If you have to ship a parcel internationally, I would recommend mailing via UPS or Fed Ex. They are more expensive than the post office, but in my experience, it is more likely your box will get there in a timelier manner (I have had clients decide to save $30 and the invite never made it to the guest… this has happened on multiple invites for the same client, and this has happened with multiple clients). BUT keep in mind that there is no guarantee with any shipping options that it will get there seamlessly. Also, keep in mind that with the global pandemic EVERTYHING is more expensive and slower and overall less dependable so send early and have patience. Whenever you send a parcel internationally you have to fill out a customs form, it is super helpful to put the phone number of the guest you are mailing to on the form just in case so come prepared. There is a chance that depending on the value you put on the customs form, the country the invite is mailed to could have an import fee they charge as well. There are certain circumstances where this could happen (for example if there is a gift involved or animal bi-products included etc. but it depends on the country) so do your research before so you are prepared and are able to follow up and pay if need be (otherwise they will charge your client).
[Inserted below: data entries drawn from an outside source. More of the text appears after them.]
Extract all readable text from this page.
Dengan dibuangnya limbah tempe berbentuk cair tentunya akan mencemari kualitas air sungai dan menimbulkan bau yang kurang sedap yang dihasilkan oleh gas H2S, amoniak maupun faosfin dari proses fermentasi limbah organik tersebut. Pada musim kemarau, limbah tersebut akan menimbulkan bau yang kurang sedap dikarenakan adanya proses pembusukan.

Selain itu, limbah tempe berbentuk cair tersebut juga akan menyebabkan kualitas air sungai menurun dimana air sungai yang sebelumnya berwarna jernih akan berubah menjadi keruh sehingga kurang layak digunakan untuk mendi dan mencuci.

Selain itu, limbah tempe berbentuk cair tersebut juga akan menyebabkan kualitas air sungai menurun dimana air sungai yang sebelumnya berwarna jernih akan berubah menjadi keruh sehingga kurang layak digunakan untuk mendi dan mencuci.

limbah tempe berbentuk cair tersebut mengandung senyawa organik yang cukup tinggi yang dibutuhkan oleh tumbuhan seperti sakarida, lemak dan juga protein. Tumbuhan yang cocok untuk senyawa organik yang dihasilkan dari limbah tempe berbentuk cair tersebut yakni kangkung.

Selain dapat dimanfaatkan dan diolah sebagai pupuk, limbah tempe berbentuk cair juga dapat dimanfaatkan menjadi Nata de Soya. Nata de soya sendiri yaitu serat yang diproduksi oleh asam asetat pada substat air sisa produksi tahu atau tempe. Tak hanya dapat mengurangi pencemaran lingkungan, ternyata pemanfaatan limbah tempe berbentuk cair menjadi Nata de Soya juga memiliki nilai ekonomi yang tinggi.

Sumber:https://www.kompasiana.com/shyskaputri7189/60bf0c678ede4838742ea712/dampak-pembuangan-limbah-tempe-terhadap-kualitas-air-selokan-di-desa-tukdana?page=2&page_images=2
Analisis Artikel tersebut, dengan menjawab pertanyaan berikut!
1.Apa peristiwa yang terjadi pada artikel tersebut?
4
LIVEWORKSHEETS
A typical rsvp is mailed back in a first class envelope. For those the cost of postage is a typical first class stamp. You always want to include the postage on your rsvp envelope you are sending to guests unless it is being sent internationally. That will require postage for the country it is being mailed back from. If you are doing rsvp postcards there is a specific post card stamp that that you can use which is about $0.20 less than a first class stamp (if you are okay with the look of the stamp).
We do offer a mailing service to our clients. We no longer offer to internationally ship parcels but are happy to take care of postage and mailing outside of that. When we do the mailing we photograph each and every envelope/box so we have a records prior to putting in the mail. We cannot be responsible for any damage or loss once they are with the post office. Tracking is the responsibility of the client as well so we always suggest ordering a couple extra invites just in case.